To our knowledge, this is the first successful attempt to apply «true» sub-symbolic learning with a team of robots. The related work either assumes the existence of a model and tries to eliminate the uncertainty associated with a situation (POMDP); uses local indicators that help individual robots to perform their tasks; or deals with a symbolic level of representation as in the multi-agent domain.

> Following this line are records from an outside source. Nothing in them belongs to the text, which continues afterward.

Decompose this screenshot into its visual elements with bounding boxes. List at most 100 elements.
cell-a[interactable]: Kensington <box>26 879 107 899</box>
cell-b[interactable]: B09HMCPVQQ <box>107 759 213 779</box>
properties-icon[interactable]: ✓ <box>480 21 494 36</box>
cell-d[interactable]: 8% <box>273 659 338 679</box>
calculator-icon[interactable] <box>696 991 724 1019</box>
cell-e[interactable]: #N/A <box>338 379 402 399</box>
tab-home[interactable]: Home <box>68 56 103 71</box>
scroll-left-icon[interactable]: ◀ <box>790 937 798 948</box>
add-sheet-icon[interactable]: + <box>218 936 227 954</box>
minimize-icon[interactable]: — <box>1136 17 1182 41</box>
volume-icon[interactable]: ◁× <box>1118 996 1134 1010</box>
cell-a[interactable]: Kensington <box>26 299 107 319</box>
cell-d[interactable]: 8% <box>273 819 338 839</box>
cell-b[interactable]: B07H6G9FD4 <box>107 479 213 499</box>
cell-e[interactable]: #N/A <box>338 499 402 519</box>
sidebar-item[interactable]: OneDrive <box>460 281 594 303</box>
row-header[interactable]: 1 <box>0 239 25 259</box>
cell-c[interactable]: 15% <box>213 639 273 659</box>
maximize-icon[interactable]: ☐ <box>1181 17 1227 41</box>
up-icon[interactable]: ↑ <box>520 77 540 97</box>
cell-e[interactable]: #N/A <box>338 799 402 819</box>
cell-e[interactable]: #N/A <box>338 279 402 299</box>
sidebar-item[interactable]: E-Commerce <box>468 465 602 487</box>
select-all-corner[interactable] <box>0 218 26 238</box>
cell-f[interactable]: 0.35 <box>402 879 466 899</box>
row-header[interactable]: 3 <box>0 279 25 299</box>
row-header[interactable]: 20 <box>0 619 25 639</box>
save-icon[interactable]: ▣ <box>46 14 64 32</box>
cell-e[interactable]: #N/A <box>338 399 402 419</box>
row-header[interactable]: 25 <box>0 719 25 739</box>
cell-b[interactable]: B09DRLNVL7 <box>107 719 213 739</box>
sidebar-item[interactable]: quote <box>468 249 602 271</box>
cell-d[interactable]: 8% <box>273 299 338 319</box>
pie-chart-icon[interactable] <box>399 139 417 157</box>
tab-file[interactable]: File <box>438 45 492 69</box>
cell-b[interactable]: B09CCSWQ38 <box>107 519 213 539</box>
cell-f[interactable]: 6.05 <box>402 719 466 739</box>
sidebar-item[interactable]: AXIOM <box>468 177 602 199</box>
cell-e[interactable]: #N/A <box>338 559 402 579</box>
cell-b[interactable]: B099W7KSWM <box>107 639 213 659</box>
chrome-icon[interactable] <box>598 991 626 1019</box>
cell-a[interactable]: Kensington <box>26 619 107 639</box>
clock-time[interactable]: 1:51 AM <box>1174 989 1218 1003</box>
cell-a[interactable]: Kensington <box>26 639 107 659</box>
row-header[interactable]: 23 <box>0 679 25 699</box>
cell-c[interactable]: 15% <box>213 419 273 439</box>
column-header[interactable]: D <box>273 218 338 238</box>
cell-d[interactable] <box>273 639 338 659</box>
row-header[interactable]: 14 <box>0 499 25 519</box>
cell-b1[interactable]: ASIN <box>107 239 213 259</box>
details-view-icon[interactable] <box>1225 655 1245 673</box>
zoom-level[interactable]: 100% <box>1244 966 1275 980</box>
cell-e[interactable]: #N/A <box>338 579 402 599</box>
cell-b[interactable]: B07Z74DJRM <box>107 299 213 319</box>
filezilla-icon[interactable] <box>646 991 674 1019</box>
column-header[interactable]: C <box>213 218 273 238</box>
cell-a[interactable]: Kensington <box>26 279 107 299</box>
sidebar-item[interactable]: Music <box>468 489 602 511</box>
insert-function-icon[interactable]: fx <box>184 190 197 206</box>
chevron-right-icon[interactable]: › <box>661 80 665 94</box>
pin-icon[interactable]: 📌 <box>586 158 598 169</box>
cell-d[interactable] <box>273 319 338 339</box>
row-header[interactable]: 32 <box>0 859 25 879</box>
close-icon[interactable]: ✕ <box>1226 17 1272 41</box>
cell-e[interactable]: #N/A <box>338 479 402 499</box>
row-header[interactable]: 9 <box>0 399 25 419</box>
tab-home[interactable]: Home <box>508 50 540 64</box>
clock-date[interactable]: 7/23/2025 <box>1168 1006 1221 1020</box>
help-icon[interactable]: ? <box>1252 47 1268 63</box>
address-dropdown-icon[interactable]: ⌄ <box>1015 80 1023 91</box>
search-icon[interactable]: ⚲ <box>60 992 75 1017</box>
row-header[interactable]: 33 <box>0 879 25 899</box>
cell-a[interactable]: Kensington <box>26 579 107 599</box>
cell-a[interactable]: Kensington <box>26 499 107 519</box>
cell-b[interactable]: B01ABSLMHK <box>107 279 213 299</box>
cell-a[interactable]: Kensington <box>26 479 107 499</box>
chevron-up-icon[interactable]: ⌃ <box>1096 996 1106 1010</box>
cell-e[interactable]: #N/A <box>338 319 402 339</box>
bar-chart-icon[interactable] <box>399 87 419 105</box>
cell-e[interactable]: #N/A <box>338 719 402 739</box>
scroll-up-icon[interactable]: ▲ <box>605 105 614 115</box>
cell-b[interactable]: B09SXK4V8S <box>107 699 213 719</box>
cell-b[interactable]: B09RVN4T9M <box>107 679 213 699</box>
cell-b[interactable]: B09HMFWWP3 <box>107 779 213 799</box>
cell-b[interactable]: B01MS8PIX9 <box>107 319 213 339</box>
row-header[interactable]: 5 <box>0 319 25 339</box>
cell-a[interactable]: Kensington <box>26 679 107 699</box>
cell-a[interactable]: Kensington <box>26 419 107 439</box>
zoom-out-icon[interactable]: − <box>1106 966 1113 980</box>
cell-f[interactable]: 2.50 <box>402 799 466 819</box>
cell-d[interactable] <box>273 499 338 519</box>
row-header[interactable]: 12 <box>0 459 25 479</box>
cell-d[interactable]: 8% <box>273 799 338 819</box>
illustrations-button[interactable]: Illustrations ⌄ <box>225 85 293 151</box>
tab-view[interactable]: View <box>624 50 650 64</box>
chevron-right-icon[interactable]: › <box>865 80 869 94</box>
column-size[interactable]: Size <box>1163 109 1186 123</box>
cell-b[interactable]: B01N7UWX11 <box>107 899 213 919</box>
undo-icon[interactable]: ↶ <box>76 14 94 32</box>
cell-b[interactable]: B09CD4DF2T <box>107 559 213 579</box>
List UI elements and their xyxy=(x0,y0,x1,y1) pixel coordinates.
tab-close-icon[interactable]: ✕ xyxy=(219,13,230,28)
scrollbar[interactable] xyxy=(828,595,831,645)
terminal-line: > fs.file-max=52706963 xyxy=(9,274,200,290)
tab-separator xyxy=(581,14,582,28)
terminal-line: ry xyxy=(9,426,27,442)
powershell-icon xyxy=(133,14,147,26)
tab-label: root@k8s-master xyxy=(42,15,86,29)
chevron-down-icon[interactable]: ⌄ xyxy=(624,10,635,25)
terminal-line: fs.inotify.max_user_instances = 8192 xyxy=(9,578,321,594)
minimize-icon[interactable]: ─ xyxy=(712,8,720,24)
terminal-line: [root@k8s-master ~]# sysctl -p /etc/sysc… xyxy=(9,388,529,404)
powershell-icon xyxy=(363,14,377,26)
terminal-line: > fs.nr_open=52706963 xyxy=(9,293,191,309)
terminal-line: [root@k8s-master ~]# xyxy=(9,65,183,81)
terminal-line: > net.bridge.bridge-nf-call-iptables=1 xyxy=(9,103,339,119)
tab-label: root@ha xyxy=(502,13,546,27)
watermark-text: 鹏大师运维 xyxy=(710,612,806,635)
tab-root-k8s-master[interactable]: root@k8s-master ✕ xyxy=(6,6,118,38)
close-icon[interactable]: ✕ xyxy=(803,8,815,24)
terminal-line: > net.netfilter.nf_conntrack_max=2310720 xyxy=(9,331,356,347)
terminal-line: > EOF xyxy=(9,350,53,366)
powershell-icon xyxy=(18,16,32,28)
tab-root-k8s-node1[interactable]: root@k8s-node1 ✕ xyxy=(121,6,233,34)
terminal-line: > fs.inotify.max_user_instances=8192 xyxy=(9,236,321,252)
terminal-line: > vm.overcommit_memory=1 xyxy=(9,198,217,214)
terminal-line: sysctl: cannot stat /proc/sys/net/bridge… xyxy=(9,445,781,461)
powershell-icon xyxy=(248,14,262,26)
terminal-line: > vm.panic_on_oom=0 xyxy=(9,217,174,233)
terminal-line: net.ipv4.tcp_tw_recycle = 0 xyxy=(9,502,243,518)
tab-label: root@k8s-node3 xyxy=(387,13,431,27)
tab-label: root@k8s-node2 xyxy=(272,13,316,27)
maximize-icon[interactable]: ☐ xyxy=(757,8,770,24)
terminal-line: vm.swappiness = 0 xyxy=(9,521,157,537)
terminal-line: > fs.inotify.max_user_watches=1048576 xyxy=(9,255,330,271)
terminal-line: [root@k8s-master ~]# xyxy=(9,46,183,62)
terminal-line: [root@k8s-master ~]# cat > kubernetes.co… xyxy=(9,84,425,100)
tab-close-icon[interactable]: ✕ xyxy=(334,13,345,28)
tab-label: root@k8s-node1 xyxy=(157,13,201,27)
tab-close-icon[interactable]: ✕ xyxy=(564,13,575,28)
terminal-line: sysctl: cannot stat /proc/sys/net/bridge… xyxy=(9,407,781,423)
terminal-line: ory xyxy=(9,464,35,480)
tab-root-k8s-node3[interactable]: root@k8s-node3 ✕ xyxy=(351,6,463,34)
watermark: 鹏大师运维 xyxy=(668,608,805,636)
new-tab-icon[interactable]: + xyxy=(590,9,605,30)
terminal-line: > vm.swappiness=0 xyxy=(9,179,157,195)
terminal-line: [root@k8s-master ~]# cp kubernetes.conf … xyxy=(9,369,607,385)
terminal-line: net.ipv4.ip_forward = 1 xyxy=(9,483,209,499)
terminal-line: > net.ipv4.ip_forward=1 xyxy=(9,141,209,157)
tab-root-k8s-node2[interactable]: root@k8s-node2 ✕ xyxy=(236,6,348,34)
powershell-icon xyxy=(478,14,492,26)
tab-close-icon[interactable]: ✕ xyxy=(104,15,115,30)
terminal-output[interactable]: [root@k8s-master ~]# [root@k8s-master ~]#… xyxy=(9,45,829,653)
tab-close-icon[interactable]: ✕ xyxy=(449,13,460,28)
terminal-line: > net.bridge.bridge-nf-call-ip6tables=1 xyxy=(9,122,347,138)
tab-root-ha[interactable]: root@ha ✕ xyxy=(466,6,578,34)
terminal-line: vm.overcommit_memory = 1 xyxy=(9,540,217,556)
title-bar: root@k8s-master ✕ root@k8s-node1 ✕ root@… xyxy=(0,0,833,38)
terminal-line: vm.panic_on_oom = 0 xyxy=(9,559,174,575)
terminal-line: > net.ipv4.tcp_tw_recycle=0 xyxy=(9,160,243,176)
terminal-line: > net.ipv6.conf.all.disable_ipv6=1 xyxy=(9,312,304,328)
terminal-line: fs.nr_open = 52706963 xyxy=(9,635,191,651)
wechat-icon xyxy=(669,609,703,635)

Apart from the distribution of the rewards, there are several issues of importance for lazy Q-learning. The first is the quality of the reinforcement function (Santos J. M. & Touzet C., 1999), the second is the quality of the sampling (size, representativity), and the third is the quality of the probing process (generalization). The state-of-the-art in these domains only allows us to assume that non-optimal values and criterion were used in the experiments reported here. However, it is our opinion that this does not alter the illustrative quality of the results presented here (see Fig. 11). We will nevertheless continue our research in each of these three issues, as we will also validate the Pessimistic Algorithm in more challenging conditions.